Price Anthony, Rastegarlari Tandis, Khowaja Sanober, Thompson Kade, Lahiji Arian P, Felicella Michelle M, He Jing, Goodwin Annie
John Sealy School of Medicine The University of Texas Medical Branch at Galveston Galveston Texas USA.
Present address: 1005 Harborside Drive Galveston 77555 Texas USA.
JPGN Rep. 2024 Jul 8;5(3):389-393. doi: 10.1002/jpr3.12108. eCollection 2024 Aug.

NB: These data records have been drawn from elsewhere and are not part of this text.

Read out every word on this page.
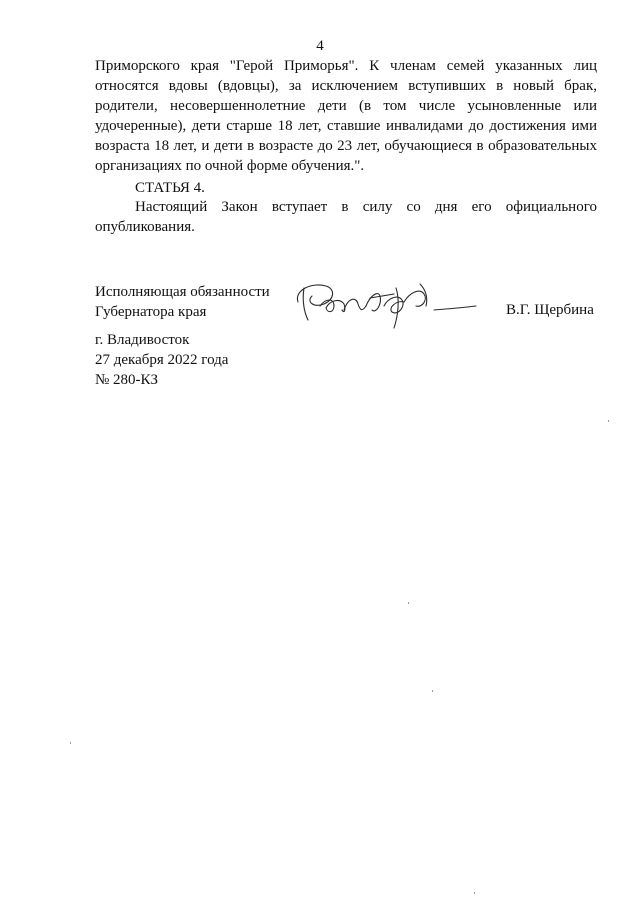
4

Приморского края "Герой Приморья". К членам семей указанных лиц относятся вдовы (вдовцы), за исключением вступивших в новый брак, родители, несовершеннолетние дети (в том числе усыновленные или удочеренные), дети старше 18 лет, ставшие инвалидами до достижения ими возраста 18 лет, и дети в возрасте до 23 лет, обучающиеся в образовательных организациях по очной форме обучения.".

СТАТЬЯ 4.

Настоящий Закон вступает в силу со дня его официального опубликования.

Исполняющая обязанности
Губернатора края	В.Г. Щербина
г. Владивосток
27 декабря 2022 года
№ 280-КЗ
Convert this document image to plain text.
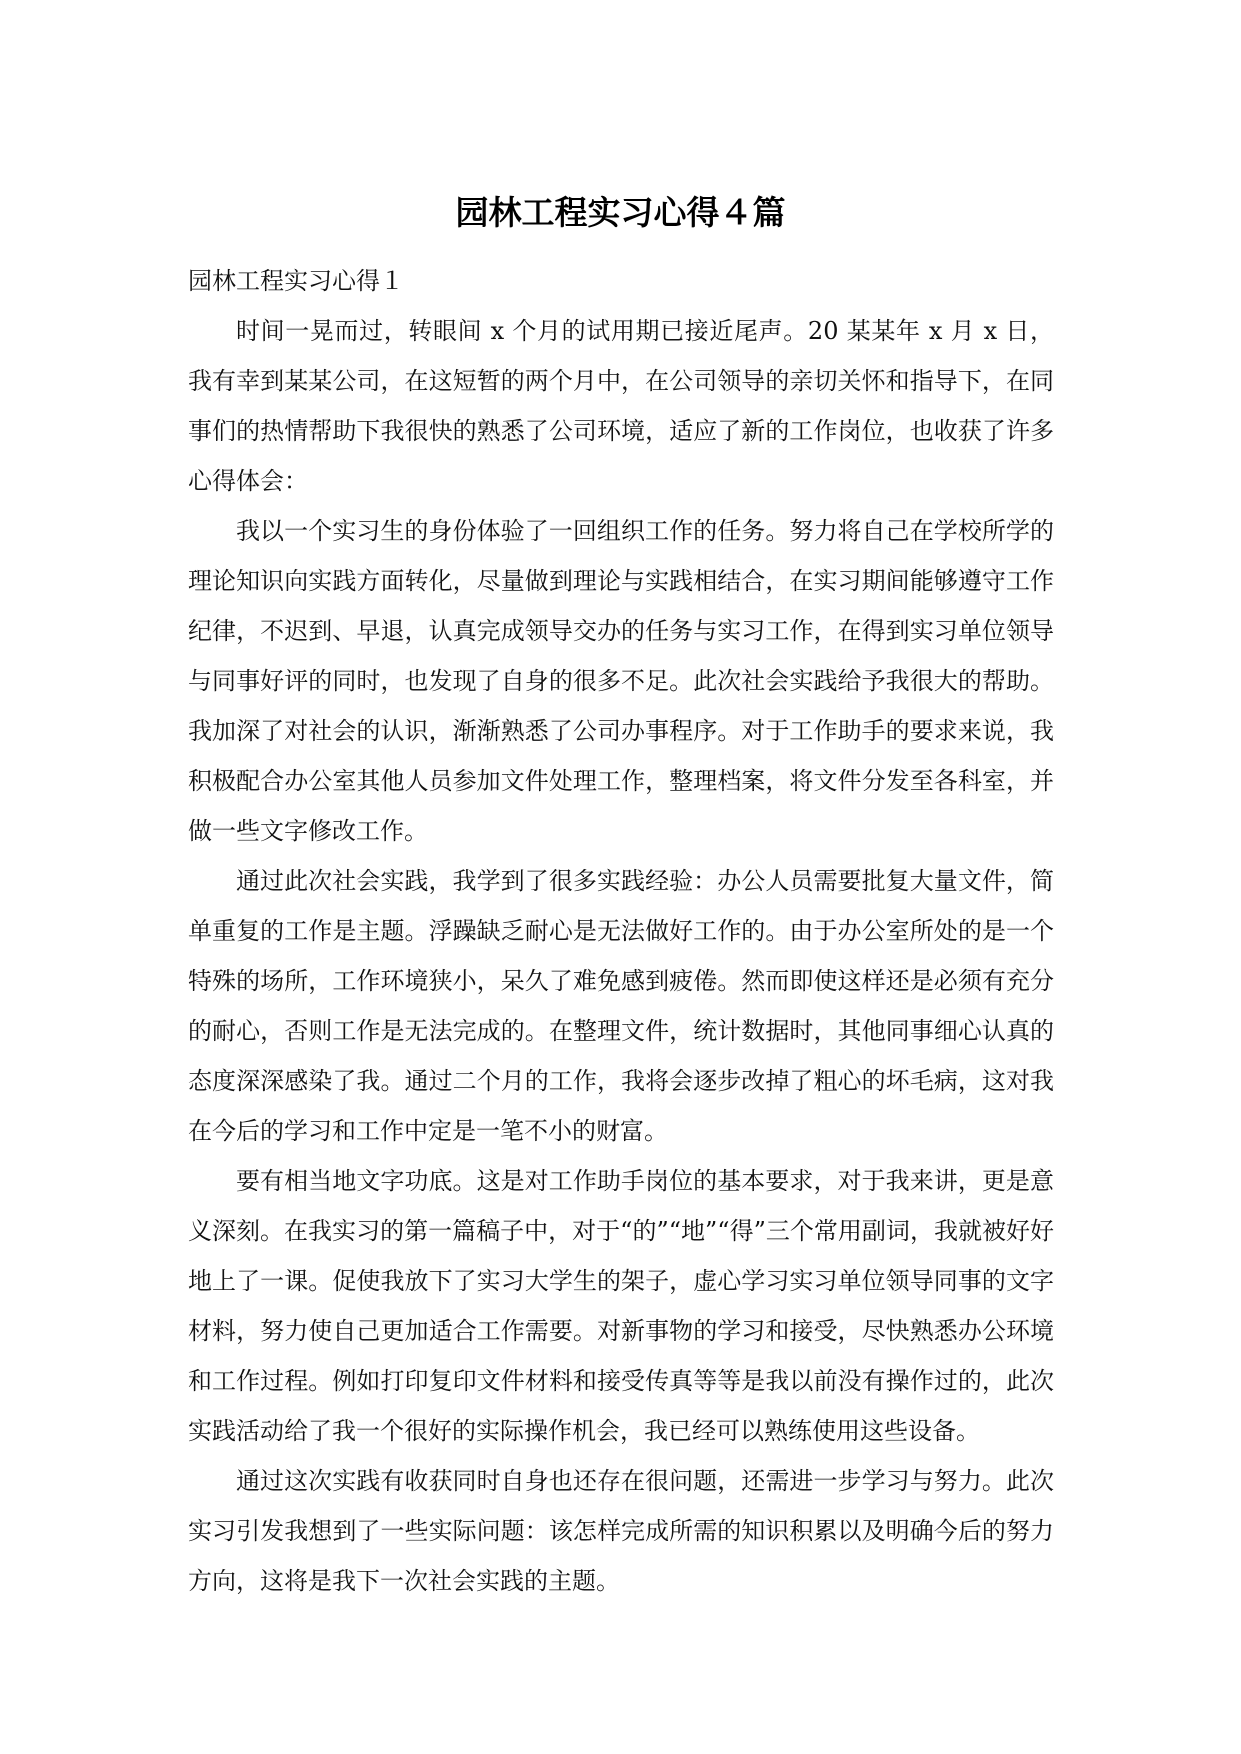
园林工程实习心得４篇

园林工程实习心得１

时间一晃而过，转眼间 x 个月的试用期已接近尾声。20 某某年 x 月 x 日，我有幸到某某公司，在这短暂的两个月中，在公司领导的亲切关怀和指导下，在同事们的热情帮助下我很快的熟悉了公司环境，适应了新的工作岗位，也收获了许多心得体会：

我以一个实习生的身份体验了一回组织工作的任务。努力将自己在学校所学的理论知识向实践方面转化，尽量做到理论与实践相结合，在实习期间能够遵守工作纪律，不迟到、早退，认真完成领导交办的任务与实习工作，在得到实习单位领导与同事好评的同时，也发现了自身的很多不足。此次社会实践给予我很大的帮助。我加深了对社会的认识，渐渐熟悉了公司办事程序。对于工作助手的要求来说，我积极配合办公室其他人员参加文件处理工作，整理档案，将文件分发至各科室，并做一些文字修改工作。

通过此次社会实践，我学到了很多实践经验：办公人员需要批复大量文件，简单重复的工作是主题。浮躁缺乏耐心是无法做好工作的。由于办公室所处的是一个特殊的场所，工作环境狭小，呆久了难免感到疲倦。然而即使这样还是必须有充分的耐心，否则工作是无法完成的。在整理文件，统计数据时，其他同事细心认真的态度深深感染了我。通过二个月的工作，我将会逐步改掉了粗心的坏毛病，这对我在今后的学习和工作中定是一笔不小的财富。

要有相当地文字功底。这是对工作助手岗位的基本要求，对于我来讲，更是意义深刻。在我实习的第一篇稿子中，对于“的”“地”“得”三个常用副词，我就被好好地上了一课。促使我放下了实习大学生的架子，虚心学习实习单位领导同事的文字材料，努力使自己更加适合工作需要。对新事物的学习和接受，尽快熟悉办公环境和工作过程。例如打印复印文件材料和接受传真等等是我以前没有操作过的，此次实践活动给了我一个很好的实际操作机会，我已经可以熟练使用这些设备。

通过这次实践有收获同时自身也还存在很问题，还需进一步学习与努力。此次实习引发我想到了一些实际问题：该怎样完成所需的知识积累以及明确今后的努力方向，这将是我下一次社会实践的主题。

Chronic intestinal pseudo-obstruction (CIPO) is a rare, severe, and often debilitating condition that can result in significant morbidity and mortality amongst the pediatric population. Eosinophilic myenteric ganglionitis (EMG) is a rare inflammatory neuropathy of the myenteric plexus with characteristic eosinophilic infiltration with and without hypogangliosis. The disorder has been previously documented as a cause of CIPO. We report the case of a 14-year-old male with no clear obstructive cause who, after multiple visits with a myriad of tests and workups, underwent surgical exploratory laparoscopy with the pathology returning a diagnosis of EMG with unique lymphocytic and eosinophilic cell components.
慢性肠道假性梗阻(CIPO)是一种罕见、严重且常使人衰弱的病症,可导致儿科人群出现显著的发病率和死亡率。嗜酸性肌间神经节炎(EMG)是一种罕见的肌间神经丛炎性神经病变,具有特征性的嗜酸性浸润,伴或不伴有神经节减少。该病症先前已被记录为CIPO的一个病因。我们报告了一例14岁男性病例,其无明确的梗阻原因,在多次就诊并进行了大量检查和诊断后,接受了手术探查性腹腔镜检查,病理结果显示为具有独特淋巴细胞和嗜酸性细胞成分的EMG诊断。